Zeta Global Holdings reports Q1 2026 results on May 5 against a backdrop of rising short interest, freshly upgraded analyst coverage, and a stock that has recovered sharply off its lows — a rare combination that sets up a pointed test of the company's growth narrative.
Short sellers have grown more active heading into the print. Short interest has climbed to 12.8% of the free float — about 27.7 million shares — up roughly 5% over the past week. That's a meaningful short position for an application-software name, and it has been building steadily since mid-April. The ORTEX short score sits at 62.2, near the top of its recent range, reflecting elevated short conviction. Borrow costs are still manageable at 0.47% annualised and have not spiked. Availability remains adequate, so there is no acute lending-market squeeze — this is a position being built deliberately, not a forced situation.

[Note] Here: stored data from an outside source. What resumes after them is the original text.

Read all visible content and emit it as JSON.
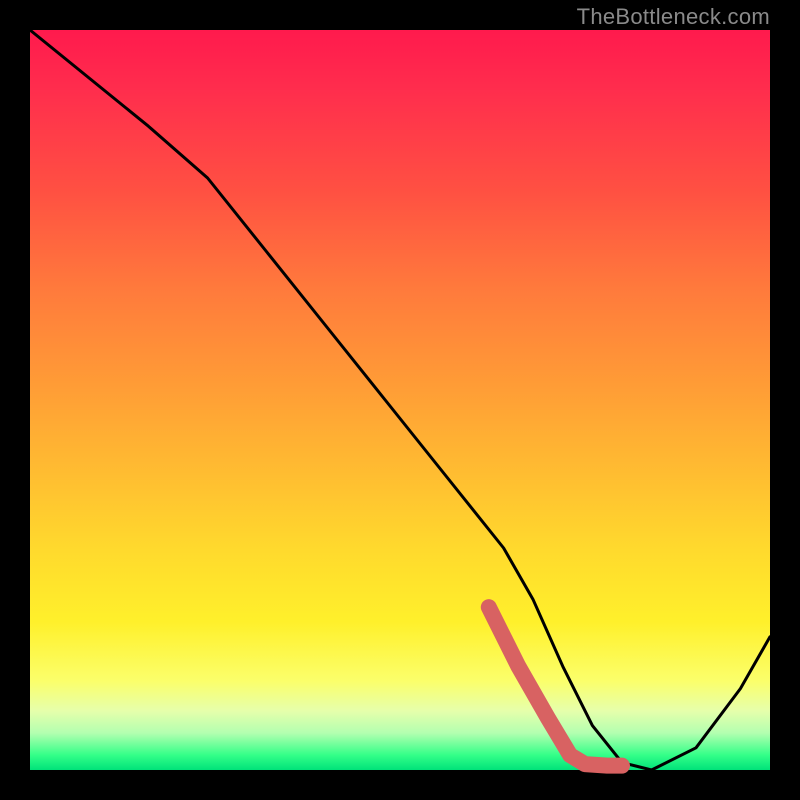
{
  "watermark": "TheBottleneck.com",
  "chart_data": {
    "type": "line",
    "title": "",
    "xlabel": "",
    "ylabel": "",
    "xlim": [
      0,
      100
    ],
    "ylim": [
      0,
      100
    ],
    "grid": false,
    "series": [
      {
        "name": "curve",
        "color": "#000000",
        "x": [
          0,
          16,
          24,
          32,
          40,
          48,
          56,
          64,
          68,
          72,
          76,
          80,
          84,
          90,
          96,
          100
        ],
        "values": [
          100,
          87,
          80,
          70,
          60,
          50,
          40,
          30,
          23,
          14,
          6,
          1,
          0,
          3,
          11,
          18
        ]
      },
      {
        "name": "highlight",
        "color": "#d86262",
        "x": [
          62,
          66,
          70,
          73,
          75,
          78,
          80
        ],
        "values": [
          22,
          14,
          7,
          2,
          0.8,
          0.6,
          0.6
        ]
      }
    ],
    "annotations": []
  }
}
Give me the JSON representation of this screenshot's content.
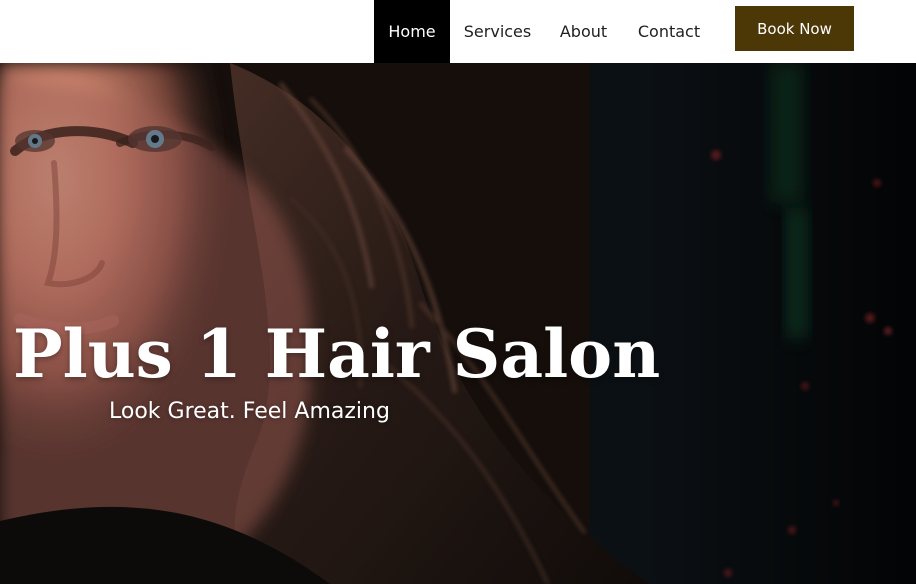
{
  "header": {
    "nav": [
      {
        "label": "Home",
        "active": true
      },
      {
        "label": "Services",
        "active": false
      },
      {
        "label": "About",
        "active": false
      },
      {
        "label": "Contact",
        "active": false
      }
    ],
    "book_now_label": "Book Now"
  },
  "hero": {
    "title": "Plus 1 Hair Salon",
    "subtitle": "Look Great. Feel Amazing"
  },
  "colors": {
    "active_nav": "#000000",
    "book_button": "#4c3706",
    "hero_text": "#ffffff"
  }
}
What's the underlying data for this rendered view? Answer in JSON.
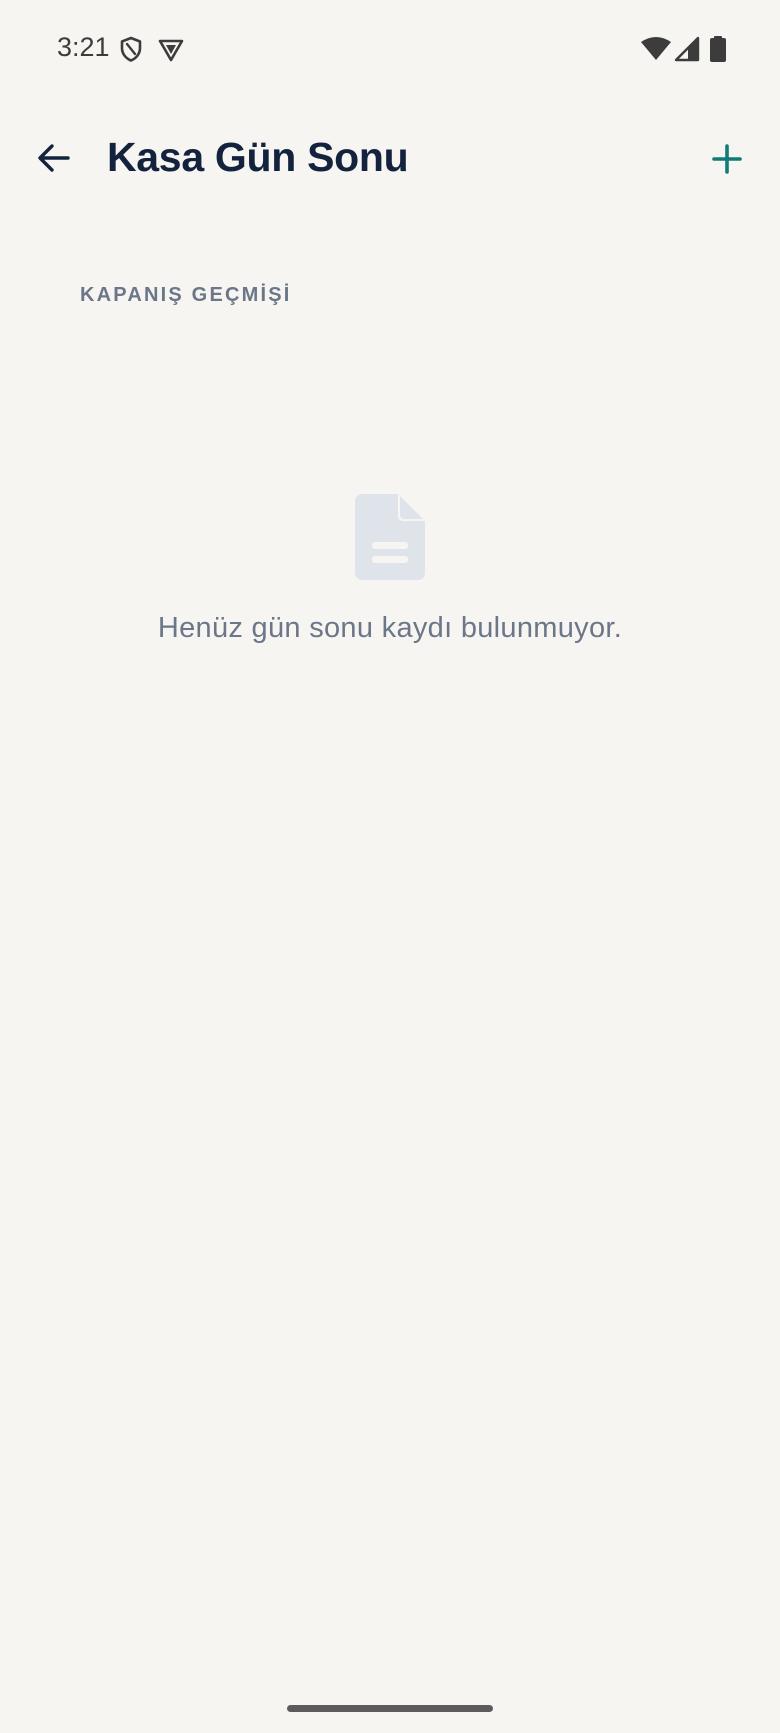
{
  "status_bar": {
    "time": "3:21",
    "left_icons": [
      "shield-icon",
      "vpn-badge-icon"
    ],
    "right_icons": [
      "wifi-icon",
      "cellular-signal-icon",
      "battery-icon"
    ]
  },
  "app_bar": {
    "title": "Kasa Gün Sonu",
    "back_icon": "arrow-left-icon",
    "add_icon": "plus-icon"
  },
  "section": {
    "header": "KAPANIŞ GEÇMİŞİ"
  },
  "empty_state": {
    "icon": "document-icon",
    "message": "Henüz gün sonu kaydı bulunmuyor."
  },
  "colors": {
    "background": "#f7f5f1",
    "title": "#13233d",
    "accent": "#0f7c77",
    "muted": "#6b7789",
    "empty_icon": "#dfe4ea"
  }
}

Options traders are telling a different story. The put/call ratio has nudged up to 0.35, marginally above its 20-day average of 0.32 and roughly one standard deviation elevated — but in absolute terms it remains low. The 52-week high for the ratio is 0.64, so current options positioning is still skewed firmly toward calls. Combined with a 17% price gain over the past month and a 6% gain just this week, the options picture points to residual optimism rather than serious hedging demand. The two signals diverge: short sellers are building, but options traders remain net constructive.

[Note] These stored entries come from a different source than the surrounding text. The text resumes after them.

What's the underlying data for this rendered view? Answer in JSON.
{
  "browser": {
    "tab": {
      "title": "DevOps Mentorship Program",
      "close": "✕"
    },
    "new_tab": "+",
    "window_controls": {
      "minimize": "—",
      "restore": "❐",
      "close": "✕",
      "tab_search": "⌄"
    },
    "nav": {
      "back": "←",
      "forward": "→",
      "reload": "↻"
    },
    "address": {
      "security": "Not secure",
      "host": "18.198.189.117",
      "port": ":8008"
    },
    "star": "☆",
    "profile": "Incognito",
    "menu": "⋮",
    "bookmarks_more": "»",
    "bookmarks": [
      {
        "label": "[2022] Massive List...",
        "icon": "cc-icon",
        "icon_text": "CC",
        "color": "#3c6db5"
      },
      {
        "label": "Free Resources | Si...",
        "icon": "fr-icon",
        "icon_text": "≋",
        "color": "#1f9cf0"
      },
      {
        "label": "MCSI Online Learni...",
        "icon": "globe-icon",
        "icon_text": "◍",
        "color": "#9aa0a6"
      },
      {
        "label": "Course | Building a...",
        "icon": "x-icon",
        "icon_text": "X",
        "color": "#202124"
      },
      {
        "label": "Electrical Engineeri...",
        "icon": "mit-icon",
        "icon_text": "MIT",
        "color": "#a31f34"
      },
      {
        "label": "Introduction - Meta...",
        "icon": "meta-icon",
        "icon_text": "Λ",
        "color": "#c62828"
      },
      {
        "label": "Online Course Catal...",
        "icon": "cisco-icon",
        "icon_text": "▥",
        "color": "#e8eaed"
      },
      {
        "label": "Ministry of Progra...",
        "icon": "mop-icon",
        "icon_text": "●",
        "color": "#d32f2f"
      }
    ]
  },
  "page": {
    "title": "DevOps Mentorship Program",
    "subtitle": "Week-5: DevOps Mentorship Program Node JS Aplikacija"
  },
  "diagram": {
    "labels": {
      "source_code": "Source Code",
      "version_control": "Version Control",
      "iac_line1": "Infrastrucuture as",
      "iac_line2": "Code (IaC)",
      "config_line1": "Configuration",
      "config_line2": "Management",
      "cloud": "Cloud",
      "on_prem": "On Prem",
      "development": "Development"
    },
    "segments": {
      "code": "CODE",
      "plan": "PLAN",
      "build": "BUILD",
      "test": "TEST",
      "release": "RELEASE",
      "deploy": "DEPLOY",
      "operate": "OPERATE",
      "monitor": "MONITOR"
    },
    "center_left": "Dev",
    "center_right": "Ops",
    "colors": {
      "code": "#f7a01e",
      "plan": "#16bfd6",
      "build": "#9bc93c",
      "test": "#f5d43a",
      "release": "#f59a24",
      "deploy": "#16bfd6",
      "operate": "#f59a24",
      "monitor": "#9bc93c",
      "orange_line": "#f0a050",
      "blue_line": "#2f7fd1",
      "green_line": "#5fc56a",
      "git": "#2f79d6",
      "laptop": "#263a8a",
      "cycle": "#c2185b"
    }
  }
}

The analyst community has turned visibly more positive in the days before the print. Keybanc upgraded to Overweight on April 29, initiating a $22 target, while RBC raised its target to $29 just yesterday, reiterating Outperform. Goldman maintains Neutral with a $26 target, and Morgan Stanley holds Equal-Weight at $27 — the mean consensus target is $28.77, roughly 55% above the current $18.60 close, which ranks the stock in the 98th percentile for analyst return potential across the universe. The bull case centres on Zeta's marketing-automation platform, consistent earnings beats, and ARPU expansion from scaled customers. The bear case focuses on integration risk from the Marigold acquisition and the competitive intensity of the enterprise marketing stack. The company's 12-month forward EPS growth estimate ranks in the 89th percentile — a strong growth signal — though the EPS surprise rank (12th percentile) and softer recent EPS momentum suggest the bar is not especially low heading in.

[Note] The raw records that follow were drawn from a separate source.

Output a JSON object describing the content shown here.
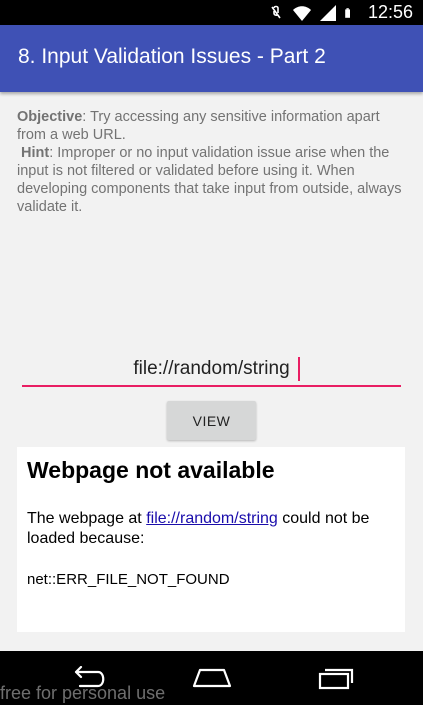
{
  "status_bar": {
    "time": "12:56",
    "icons": [
      "mute-icon",
      "wifi-icon",
      "signal-icon",
      "battery-icon"
    ]
  },
  "app_bar": {
    "title": "8. Input Validation Issues - Part 2",
    "color": "#3f51b5"
  },
  "description": {
    "objective_label": "Objective",
    "objective_text": ": Try accessing any sensitive information apart from a web URL.",
    "hint_label": "Hint",
    "hint_text": ": Improper or no input validation issue arise when the input is not filtered or validated before using it. When developing components that take input from outside, always validate it."
  },
  "url_input": {
    "value": "file://random/string",
    "accent": "#e91e63"
  },
  "view_button": {
    "label": "VIEW"
  },
  "webview": {
    "title": "Webpage not available",
    "text_before": "The webpage at ",
    "link": "file://random/string",
    "text_after": " could not be loaded because:",
    "error": "net::ERR_FILE_NOT_FOUND"
  },
  "nav_bar": {
    "icons": [
      "back-icon",
      "home-icon",
      "recents-icon"
    ]
  },
  "watermark": "free for personal use"
}
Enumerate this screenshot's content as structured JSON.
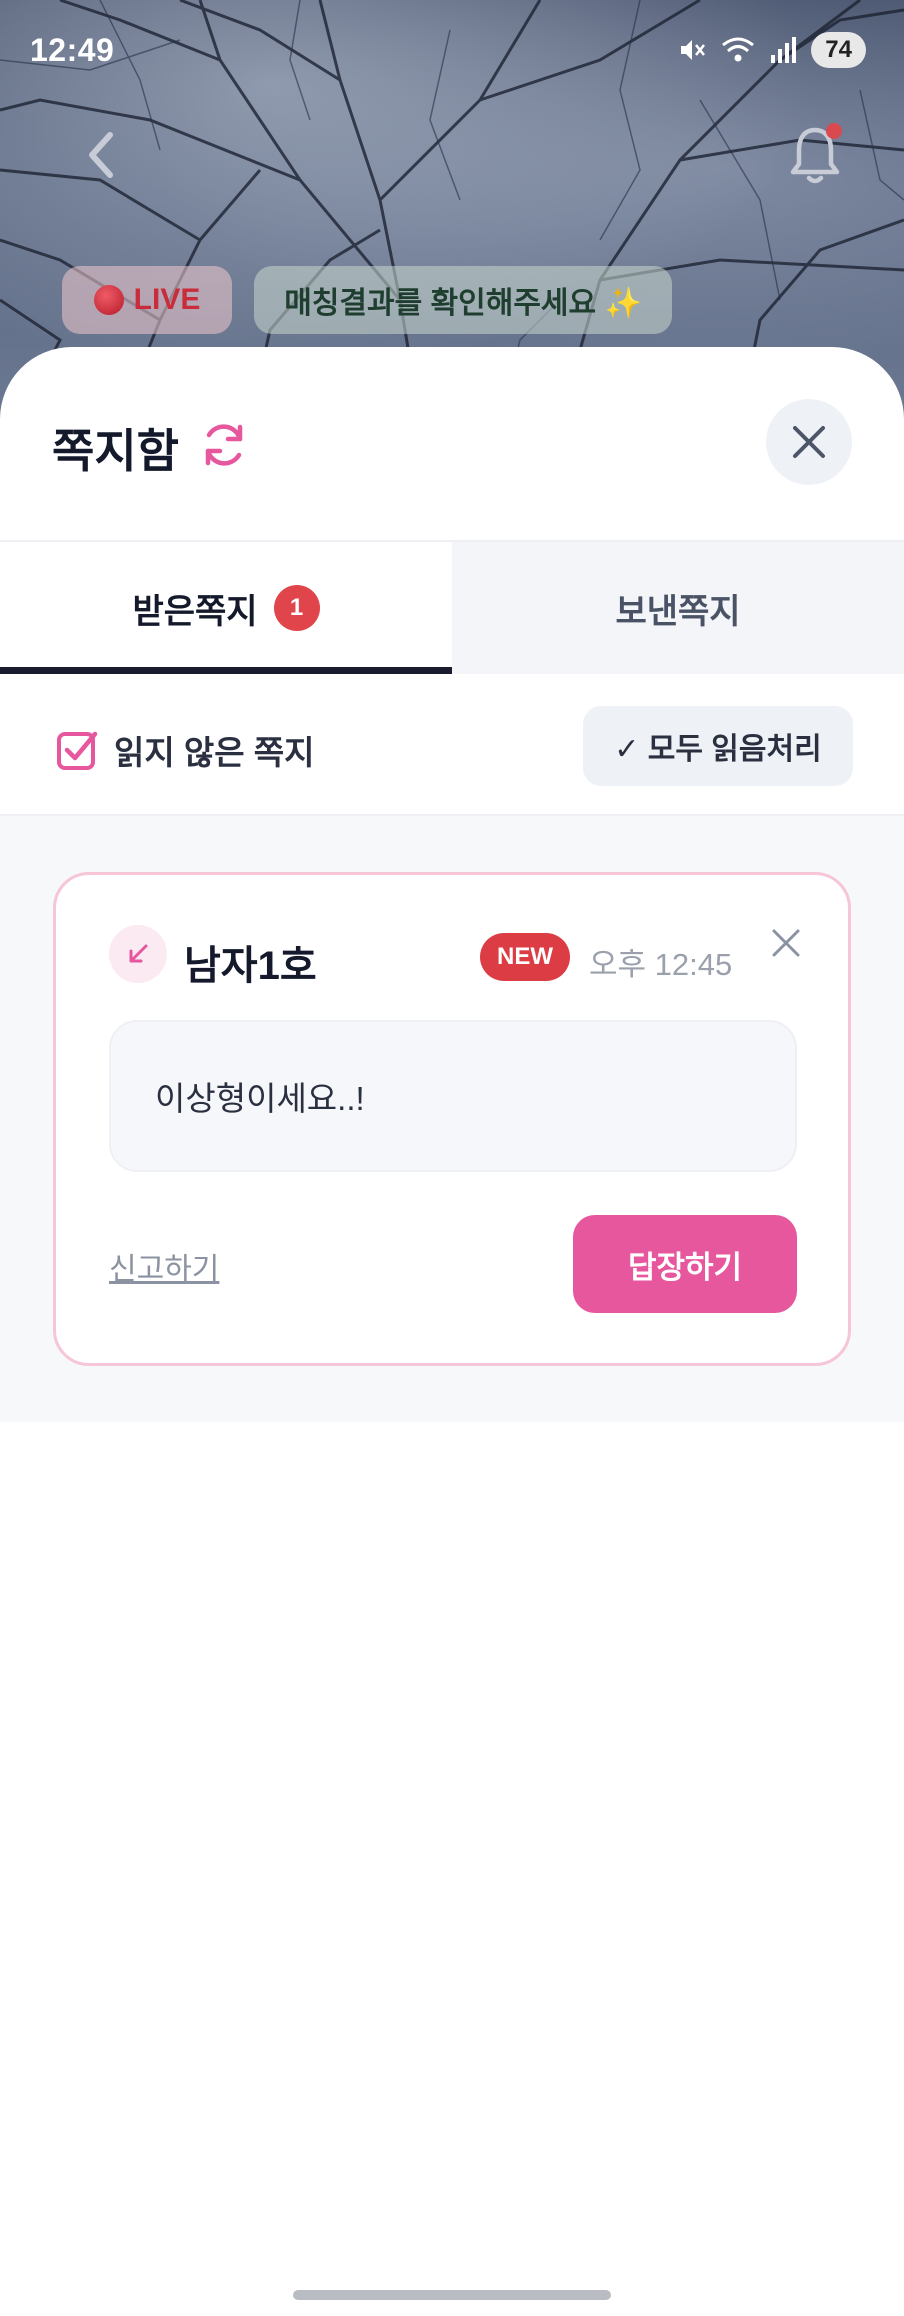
{
  "status_bar": {
    "time": "12:49",
    "battery": "74",
    "icons": [
      "mute-icon",
      "wifi-icon",
      "signal-icon",
      "battery-icon"
    ]
  },
  "top_bar": {
    "back_icon": "chevron-left-icon",
    "bell_icon": "bell-icon",
    "live_label": "LIVE",
    "notice_label": "매칭결과를 확인해주세요 ✨"
  },
  "sheet": {
    "title": "쪽지함",
    "refresh_icon": "refresh-icon",
    "close_icon": "close-icon"
  },
  "tabs": [
    {
      "label": "받은쪽지",
      "badge": "1",
      "active": true
    },
    {
      "label": "보낸쪽지",
      "active": false
    }
  ],
  "filter": {
    "unread_label": "읽지 않은 쪽지",
    "checked": true,
    "mark_all_label": "✓ 모두 읽음처리"
  },
  "messages": [
    {
      "direction_icon": "incoming-arrow-icon",
      "sender": "남자1호",
      "badge": "NEW",
      "time": "오후 12:45",
      "body": "이상형이세요..!",
      "report_label": "신고하기",
      "reply_label": "답장하기"
    }
  ],
  "colors": {
    "accent_pink": "#e6579e",
    "badge_red": "#dc3d45",
    "card_border": "#f6c5d8",
    "tab_underline": "#181c2c"
  }
}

The one confirmed prior earnings reaction in the dataset shows the stock gained 4.4% in the session following the last print, with an earlier event delivering a 6.4% day-one move and a 10.5% five-day gain. The May 5 print is less about confirming growth and more about whether Zeta can demonstrate that Marigold integration costs are not eroding the margin profile that justified the stock's recent recovery — and whether the expanding short base has identified something the upgrading analysts have not.